Keep your raw meat, poultry, seafood, and eggs products separate from all other foods when you're grocery shopping. It's always a good idea to try to keep your raw meat, poultry, seafood, and eggs from the other food items in your shopping cart. This way, you don't risk bacteria frolicking at your expense. When you checkout, have the staff put the raw items in your designated bags or plastic bags. This will keep any chance of their juices from dripping onto your other food items. Triple yuck!
Separate your meat, poultry, seafood and eggs from your other food in fridge. They might shout out they are lonely, but don't listen. It's just that sneaky bacteria at it again. Just like you did at the grocery, store your raw products in special containers or sealed plastic bags to stop their juices from dripping or leaking on your other food items. If you're not going to use the raw items right away, freeze them instead. As for eggs, you really want to keep and store them in their original packaging, and in the main part of your frig - not in the door where the temperature might vary too much.

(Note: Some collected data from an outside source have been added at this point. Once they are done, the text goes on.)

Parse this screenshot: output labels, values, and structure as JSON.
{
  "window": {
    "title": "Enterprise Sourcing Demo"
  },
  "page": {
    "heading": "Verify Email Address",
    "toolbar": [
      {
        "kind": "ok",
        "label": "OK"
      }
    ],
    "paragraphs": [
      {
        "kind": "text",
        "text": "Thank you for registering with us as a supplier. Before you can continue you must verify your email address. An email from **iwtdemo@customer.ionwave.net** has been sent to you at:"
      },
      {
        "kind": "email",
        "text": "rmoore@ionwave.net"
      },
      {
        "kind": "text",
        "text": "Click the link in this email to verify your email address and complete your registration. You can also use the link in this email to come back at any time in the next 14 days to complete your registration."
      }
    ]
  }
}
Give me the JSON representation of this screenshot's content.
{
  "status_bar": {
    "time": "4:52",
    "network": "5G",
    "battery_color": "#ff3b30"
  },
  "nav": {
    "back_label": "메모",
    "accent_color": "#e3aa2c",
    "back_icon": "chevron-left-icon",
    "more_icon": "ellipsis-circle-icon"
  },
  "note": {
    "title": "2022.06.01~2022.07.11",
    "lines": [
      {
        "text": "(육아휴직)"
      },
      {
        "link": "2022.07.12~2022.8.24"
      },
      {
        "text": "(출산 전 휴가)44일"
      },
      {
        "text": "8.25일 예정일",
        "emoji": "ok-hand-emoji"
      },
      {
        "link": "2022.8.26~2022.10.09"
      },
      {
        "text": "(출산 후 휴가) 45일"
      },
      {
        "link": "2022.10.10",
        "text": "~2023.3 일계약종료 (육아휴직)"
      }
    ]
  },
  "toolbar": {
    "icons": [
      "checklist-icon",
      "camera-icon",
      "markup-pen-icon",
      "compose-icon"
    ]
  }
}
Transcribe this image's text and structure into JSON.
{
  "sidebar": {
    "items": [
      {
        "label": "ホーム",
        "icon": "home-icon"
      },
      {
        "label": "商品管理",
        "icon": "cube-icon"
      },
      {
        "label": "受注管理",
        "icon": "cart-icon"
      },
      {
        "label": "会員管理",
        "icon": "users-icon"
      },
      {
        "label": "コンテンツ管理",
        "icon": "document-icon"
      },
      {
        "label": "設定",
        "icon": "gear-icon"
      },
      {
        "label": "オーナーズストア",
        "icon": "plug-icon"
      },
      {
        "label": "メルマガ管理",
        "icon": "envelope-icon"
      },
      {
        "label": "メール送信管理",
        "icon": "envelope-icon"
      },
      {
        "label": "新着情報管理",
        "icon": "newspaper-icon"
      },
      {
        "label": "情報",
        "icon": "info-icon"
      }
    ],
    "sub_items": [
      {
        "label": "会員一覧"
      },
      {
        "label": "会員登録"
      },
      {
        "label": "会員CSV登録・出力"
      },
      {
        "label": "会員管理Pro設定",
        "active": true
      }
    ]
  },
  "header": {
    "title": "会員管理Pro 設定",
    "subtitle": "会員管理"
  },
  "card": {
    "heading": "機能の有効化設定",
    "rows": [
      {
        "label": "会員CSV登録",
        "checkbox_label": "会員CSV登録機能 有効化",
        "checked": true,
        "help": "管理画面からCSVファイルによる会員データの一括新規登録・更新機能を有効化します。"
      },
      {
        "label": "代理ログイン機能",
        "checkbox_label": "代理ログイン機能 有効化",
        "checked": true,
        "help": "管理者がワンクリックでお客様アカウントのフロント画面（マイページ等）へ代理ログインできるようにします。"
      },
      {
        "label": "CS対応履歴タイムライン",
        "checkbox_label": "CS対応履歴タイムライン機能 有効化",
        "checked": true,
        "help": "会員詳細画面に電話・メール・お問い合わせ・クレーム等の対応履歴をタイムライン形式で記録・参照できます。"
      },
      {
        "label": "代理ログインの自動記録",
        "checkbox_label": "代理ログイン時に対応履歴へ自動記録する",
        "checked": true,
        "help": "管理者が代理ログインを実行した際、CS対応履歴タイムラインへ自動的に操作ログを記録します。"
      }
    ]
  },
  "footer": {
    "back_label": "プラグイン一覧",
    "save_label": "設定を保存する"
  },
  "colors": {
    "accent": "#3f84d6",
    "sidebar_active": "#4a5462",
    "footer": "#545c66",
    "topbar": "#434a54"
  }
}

Here's a scary fact for you: bacteria that cause food poisoning multiply quickest in the "danger zone" between 40˚ and 140˚ Fahrenheit. There are a lot of folks (and it could be you!) that think they can tell when their food is "done" by checking its color and texture. You want to be 100% sure it's safe? Follow these tips:
Arm yourself with a food thermometer. Cooked food is safe only after it's been heated to a high enough temperature to kill harmful bacteria. Color and texture alone will not tell you if your food is done. Don't have one? Buy one. When you think your food is done, stick the thermometer in the thickest part of the food, (try not to touch bone, fat, or gristle). Wait the amount of time recommended for your type of thermometer. Some foods need a few minutes to "rest" after cooking. This helps to make sure the icky, sneaky germs are killed. Clean your food thermometer with hot, soapy water after each use.
Keep your delicious and yummy food hot after cooking (at 140˚F or above to be safe). It is possible for bacteria to grow as your food cools down. The bacteria are so sneaky - they take advantage of the drop in temperature and start to thrive. This is where food poisoning comes into play. You can keep your food above or at the safe temperature of 140˚F by using a heat source like a chafing dish, warming tray, or slow cooker. There are lots of solutions to beat bacteria at it's devious game.
Microwave your food thoroughly (to 165˚F). You want to know for certain that you've killed those bacterial invaders? You are going to have to microwave your raw foods until they reach a temperature of 165˚ or higher. When you microwave your food products, you'll want to stir your food in the middle of heating. If the instructions say, "Let stand for x minutes after cooking," don't ignore the standing time. When you let microwaved food sit for a few minutes, it actually helps your food cook more by allowing the colder areas of food absorb the heat from the hotter areas. That extra minute or two could mean the difference between a yummy meal and having a bellyache or worse. For those who want to, you could check the food with a food thermometer to make sure it is 165˚F or above.
Are you sick of bacteria yet? Here's another fact that will gross you out. Did you know that illness-causing bacteria can grow in and on your perishable food items within two hours unless you refrigerate them? Here is another piece of trivia to keep in mind. If the temperature is 90˚F or higher during the summer, cut that time down to one hour! Quadruple yuck for those counting!
The solution is simple. By refrigerating foods promptly and properly, you can help keep your family safe from food poisoning at home.